“Beyond The Valley Of The Dolls” is Meyer and Ebert’s happening, and it freaks us out

The cheeky send-up of the ’60s music industry screens at UW Cinematheque on July 19.
Five women, including members of the band The Kelly Affair / The Carrie Nations, stare down at the camera with varied expressions from a raised wooden platform. They're dressed in colorful late-1960s attire.
Petronella Danforth (Marcia McBroom), Kelly MacNamara (Dolly Read), Casey Anderson (Cynthia Myers), Susan Lake (Phyllis Davis) and Roxanne (Erica Gavin) look down from a raised wooden platform.

The cheeky send-up of the ’60s music industry screens at UW Cinematheque on July 19.

A trio of young women in the band The Kelly Affair (Dolly Read, Cynthia Myers and Marcia McBroom) head to Los Angeles with their tour manager (David Gurian) to try to make it in the music industry, but are met at every turn by every deliberately overexaggerated, melodramatic trope. This is a fairly simple way to describe the splendor of Beyond The Valley Of The Dolls’ (1970) colorful, kaleidoscopic headrush. The film is more concerned with parodying every element of ‘50s and ‘60s melodramas—going one step further than the original 1967 Valley Of The Dolls, from which it takes its name—than telling a coherent story.

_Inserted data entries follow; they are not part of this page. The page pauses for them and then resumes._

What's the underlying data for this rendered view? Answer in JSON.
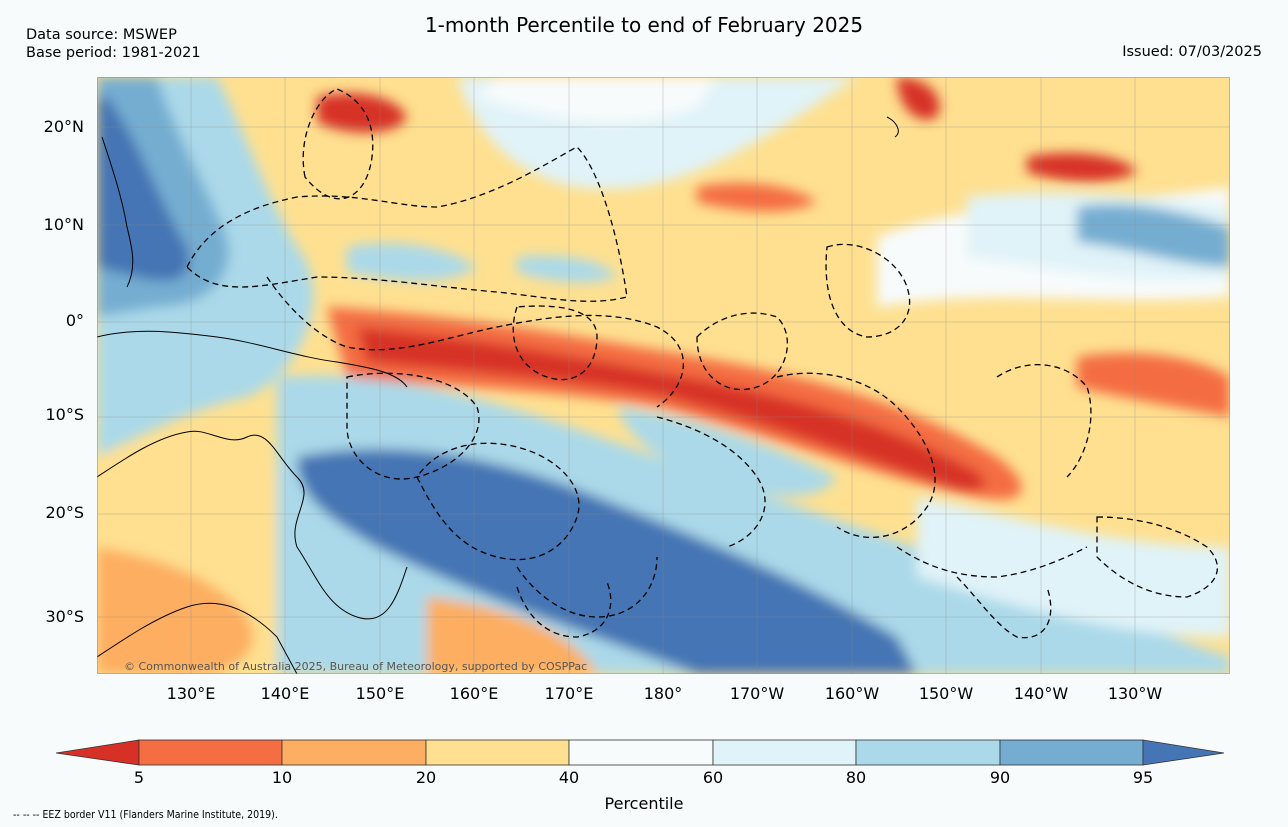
{
  "header": {
    "title": "1-month Percentile to end of February 2025",
    "source_line1": "Data source: MSWEP",
    "source_line2": "Base period: 1981-2021",
    "issued": "Issued: 07/03/2025"
  },
  "map": {
    "lat_labels": [
      "20°N",
      "10°N",
      "0°",
      "10°S",
      "20°S",
      "30°S"
    ],
    "lon_labels": [
      "130°E",
      "140°E",
      "150°E",
      "160°E",
      "170°E",
      "180°",
      "170°W",
      "160°W",
      "150°W",
      "140°W",
      "130°W"
    ],
    "copyright": "© Commonwealth of Australia 2025, Bureau of Meteorology, supported by COSPPac",
    "colors": {
      "p_lt5": "#d73027",
      "p5_10": "#f46d43",
      "p10_20": "#fdae61",
      "p20_40": "#fee090",
      "p40_60": "#f7fbfc",
      "p60_80": "#e0f3f8",
      "p80_90": "#abd9e9",
      "p90_95": "#74add1",
      "p_gt95": "#4575b4"
    }
  },
  "colorbar": {
    "ticks": [
      "5",
      "10",
      "20",
      "40",
      "60",
      "80",
      "90",
      "95"
    ],
    "label": "Percentile"
  },
  "footer": {
    "eez_note": "--  --  -- EEZ border V11 (Flanders Marine Institute, 2019)."
  }
}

Drug addiction, infidelity, abortion, lesbianism, disability, nymphomania, along with thinly veiled caricatures of contemporary figures like Phil Spector, Muhammad Ali, Raquel Welch, and Erich von Stroheim (okay, so, he wasn’t exactly contemporary even then), all get their due before the film whisks us away to another hilarious scene. 

Beyond was directed and co-written by Russ Meyer, which means that it prominently features something that’s maybe not as American as apple pie, but certainly in the top 10—big boobs. Meyer was a successful independent producer of “nudie cuties” that would play in adult-only theaters in the ‘50s and ‘60s. Eventually someone at 20th Century Fox saw how much they were grossing relative to their budget and decided to bankroll a project vaguely based on one of their own properties (which became Valley Of The Dolls).

Meyer recruited renowned film critic and fellow big-breast enthusiast Roger Ebert to write the script with him, in what would be his only credited screenplay (although Ebert did work with Meyer a few more times under the pseudonyms Reinhold Timme and R. Hyde). Along with their shared sense of humor that went over executives’ heads, Ebert’s deep knowledge of film history and Meyer’s technical know-how of shooting a film on time and on budget helped elevate the B-movie-type material. (The whole process was almost made into a film itself, Russ And Roger Go Beyond, but was permanently shelved at the height of the #MeToo movement.) Not that Meyer or Ebert had first-hand knowledge of the hippie subculture. All that talk of sexual liberation seemed nice, but the rest was hard to parse; though they were maybe unwittingly prescient in having one of their hippie characters proudly declare, “I’m a capitalist!”

The actors in the film generally don’t mug or strive to give comedic performances either, so we’re left with a cultural game of telephone where the people involved have varying degrees of understanding of the implications of what they’re creating. As the character of Z-Man (John La Zar), the scheming parody of Phil Spector, proudly declares—“This is my happening, and it freaks me out!”—we don’t always have to have a complete understanding of our surroundings to enjoy them. Beyond The Valley Of The Dolls is a testament to trying things out, if nothing else. And you can try the film out at the free screening this Wednesday, July 19, at 7 p.m. at UW Cinematheque (4070 Vilas Hall).